O Serviço Meteorológico Nacional (SMN) da Argentina chegou a emitir alerta vermelho para temperaturas extremas nas províncias de Santa Cruz e Chubut, onde vastas áreas registraram marcas inferiores a -10°C e -18°C. O ponto mais gélido registrado no período foi a localidade de Tapi Aike, onde os termômetros despencaram para -24,7°C, com máxima que não passou dos -3,3°C.
Conhecida mundialmente por ser a porta de entrada para o Parque Nacional Los Glaciares, a cidade turística de El Calafate registrou a menor temperatura de sua série histórica, ao atingir -17,6°C. O município enfrentou uma sequência de seis dias consecutivos sob critérios de onda de frio extrema, entre 18 e 23 de julho, período em que a maior temperatura máxima registrada foi de apenas 1,4°C.

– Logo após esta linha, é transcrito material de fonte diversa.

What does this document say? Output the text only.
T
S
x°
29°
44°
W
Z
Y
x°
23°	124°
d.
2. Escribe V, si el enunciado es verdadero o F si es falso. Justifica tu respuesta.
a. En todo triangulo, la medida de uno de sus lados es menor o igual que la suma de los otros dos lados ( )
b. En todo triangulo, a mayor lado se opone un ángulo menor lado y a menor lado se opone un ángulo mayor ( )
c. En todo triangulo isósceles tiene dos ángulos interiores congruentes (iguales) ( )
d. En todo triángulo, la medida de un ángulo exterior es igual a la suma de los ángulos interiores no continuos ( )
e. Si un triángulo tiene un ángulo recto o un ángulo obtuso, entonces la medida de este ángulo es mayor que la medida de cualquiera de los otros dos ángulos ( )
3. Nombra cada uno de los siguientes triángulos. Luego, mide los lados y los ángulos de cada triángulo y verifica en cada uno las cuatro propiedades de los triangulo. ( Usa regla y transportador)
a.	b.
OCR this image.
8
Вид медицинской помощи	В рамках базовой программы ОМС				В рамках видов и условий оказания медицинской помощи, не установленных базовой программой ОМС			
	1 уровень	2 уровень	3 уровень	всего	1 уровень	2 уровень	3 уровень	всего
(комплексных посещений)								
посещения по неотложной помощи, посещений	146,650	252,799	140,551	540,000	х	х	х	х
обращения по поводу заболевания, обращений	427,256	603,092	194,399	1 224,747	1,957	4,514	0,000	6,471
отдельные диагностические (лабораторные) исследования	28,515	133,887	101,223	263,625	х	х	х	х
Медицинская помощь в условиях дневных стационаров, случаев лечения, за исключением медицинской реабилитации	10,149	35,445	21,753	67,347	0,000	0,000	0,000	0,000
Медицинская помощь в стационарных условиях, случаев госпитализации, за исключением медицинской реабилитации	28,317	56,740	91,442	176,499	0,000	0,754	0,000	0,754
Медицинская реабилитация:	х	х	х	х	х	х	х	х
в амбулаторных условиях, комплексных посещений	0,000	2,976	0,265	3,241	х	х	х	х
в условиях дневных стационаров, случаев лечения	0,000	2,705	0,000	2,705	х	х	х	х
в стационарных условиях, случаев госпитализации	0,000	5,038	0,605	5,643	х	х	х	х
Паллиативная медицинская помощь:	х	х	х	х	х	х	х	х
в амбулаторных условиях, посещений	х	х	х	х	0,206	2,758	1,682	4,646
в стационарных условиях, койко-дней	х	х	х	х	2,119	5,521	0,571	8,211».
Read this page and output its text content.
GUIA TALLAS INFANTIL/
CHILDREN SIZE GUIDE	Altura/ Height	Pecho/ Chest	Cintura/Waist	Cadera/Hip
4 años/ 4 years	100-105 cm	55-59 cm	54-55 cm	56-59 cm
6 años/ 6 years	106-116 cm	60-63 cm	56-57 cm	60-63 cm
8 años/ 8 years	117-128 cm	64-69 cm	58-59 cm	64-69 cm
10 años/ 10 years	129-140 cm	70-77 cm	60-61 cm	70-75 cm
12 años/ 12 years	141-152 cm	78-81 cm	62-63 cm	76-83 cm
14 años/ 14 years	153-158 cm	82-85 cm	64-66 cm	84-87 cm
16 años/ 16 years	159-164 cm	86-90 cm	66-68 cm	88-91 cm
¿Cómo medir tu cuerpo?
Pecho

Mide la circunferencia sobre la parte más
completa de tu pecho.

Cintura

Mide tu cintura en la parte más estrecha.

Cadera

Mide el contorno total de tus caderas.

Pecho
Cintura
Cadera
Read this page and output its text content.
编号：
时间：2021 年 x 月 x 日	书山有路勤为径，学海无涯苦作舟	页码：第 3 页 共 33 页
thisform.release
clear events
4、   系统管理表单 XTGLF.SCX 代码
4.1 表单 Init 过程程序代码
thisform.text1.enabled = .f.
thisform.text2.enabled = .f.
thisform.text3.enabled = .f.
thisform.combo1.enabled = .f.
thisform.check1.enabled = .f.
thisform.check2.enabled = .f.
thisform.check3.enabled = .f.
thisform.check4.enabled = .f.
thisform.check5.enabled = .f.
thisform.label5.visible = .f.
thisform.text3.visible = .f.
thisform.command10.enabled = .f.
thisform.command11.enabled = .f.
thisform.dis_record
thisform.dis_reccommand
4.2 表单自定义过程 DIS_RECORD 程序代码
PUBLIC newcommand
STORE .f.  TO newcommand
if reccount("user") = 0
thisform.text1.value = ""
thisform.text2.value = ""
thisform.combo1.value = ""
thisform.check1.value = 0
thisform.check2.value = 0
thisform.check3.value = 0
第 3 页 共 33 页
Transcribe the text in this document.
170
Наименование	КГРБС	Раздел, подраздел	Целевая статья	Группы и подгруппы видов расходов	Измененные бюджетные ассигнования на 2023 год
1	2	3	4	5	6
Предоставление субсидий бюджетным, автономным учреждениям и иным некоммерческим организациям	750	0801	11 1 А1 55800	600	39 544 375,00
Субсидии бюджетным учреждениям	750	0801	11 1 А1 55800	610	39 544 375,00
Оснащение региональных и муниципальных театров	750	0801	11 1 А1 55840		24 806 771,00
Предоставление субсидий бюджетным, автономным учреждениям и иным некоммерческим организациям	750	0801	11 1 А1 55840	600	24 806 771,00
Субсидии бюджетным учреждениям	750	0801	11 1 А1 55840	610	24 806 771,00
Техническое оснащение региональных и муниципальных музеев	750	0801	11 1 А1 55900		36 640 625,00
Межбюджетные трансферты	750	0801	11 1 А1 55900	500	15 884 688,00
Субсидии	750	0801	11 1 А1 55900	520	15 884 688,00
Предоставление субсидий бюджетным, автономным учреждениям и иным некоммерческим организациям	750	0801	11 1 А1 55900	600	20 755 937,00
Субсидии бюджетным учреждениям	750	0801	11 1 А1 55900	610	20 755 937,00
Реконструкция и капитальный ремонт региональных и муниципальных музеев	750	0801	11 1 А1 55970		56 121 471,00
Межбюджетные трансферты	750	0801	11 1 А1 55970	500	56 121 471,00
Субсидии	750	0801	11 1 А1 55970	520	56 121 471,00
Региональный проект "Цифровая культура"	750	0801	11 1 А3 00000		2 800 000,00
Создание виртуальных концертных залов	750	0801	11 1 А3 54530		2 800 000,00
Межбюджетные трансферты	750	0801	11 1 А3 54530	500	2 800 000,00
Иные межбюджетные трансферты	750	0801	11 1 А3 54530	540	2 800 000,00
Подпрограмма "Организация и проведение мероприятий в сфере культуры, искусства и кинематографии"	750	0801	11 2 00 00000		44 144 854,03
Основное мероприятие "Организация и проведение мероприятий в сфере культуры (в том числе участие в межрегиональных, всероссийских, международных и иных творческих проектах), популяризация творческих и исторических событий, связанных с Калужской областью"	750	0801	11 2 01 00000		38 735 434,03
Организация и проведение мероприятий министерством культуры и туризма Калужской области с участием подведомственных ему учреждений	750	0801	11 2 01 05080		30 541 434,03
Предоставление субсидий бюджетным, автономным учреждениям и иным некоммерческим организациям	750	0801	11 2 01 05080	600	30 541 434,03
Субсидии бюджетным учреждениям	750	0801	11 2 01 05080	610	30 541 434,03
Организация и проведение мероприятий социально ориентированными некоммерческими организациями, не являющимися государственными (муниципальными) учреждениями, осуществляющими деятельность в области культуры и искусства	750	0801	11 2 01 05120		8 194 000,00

Outras cidades argentinas também registraram valores congelantes:
Gobernador Gregores: -17,0°C;
Río Gallegos: -15,4°C (com máxima de -7,2°C e registro de -9,7°C em pleno meio da tarde);
Perito Moreno: -13,8°C;
Paso de Indios: -13,1°C;
Santa Cruz: -10,4°C.
Segundo análises meteorológicas, a intensidade extraordinária deste evento de frio na Patagônia tem forte relação com a atuação do fenômeno El Niño. Embora seja tradicionalmente associado ao aumento de chuvas no Sul do Brasil e centro da Argentina, o aquecimento anômalo do Pacífico Equatorial altera a circulação atmosférica global.
Impacto climático: Essa alteração na circulação fortalece o fluxo de sistemas frontais, criando condições para que massas de ar polar de origem antártica avancem com maior frequência e vigor sobre o extremo Sul do continente americano.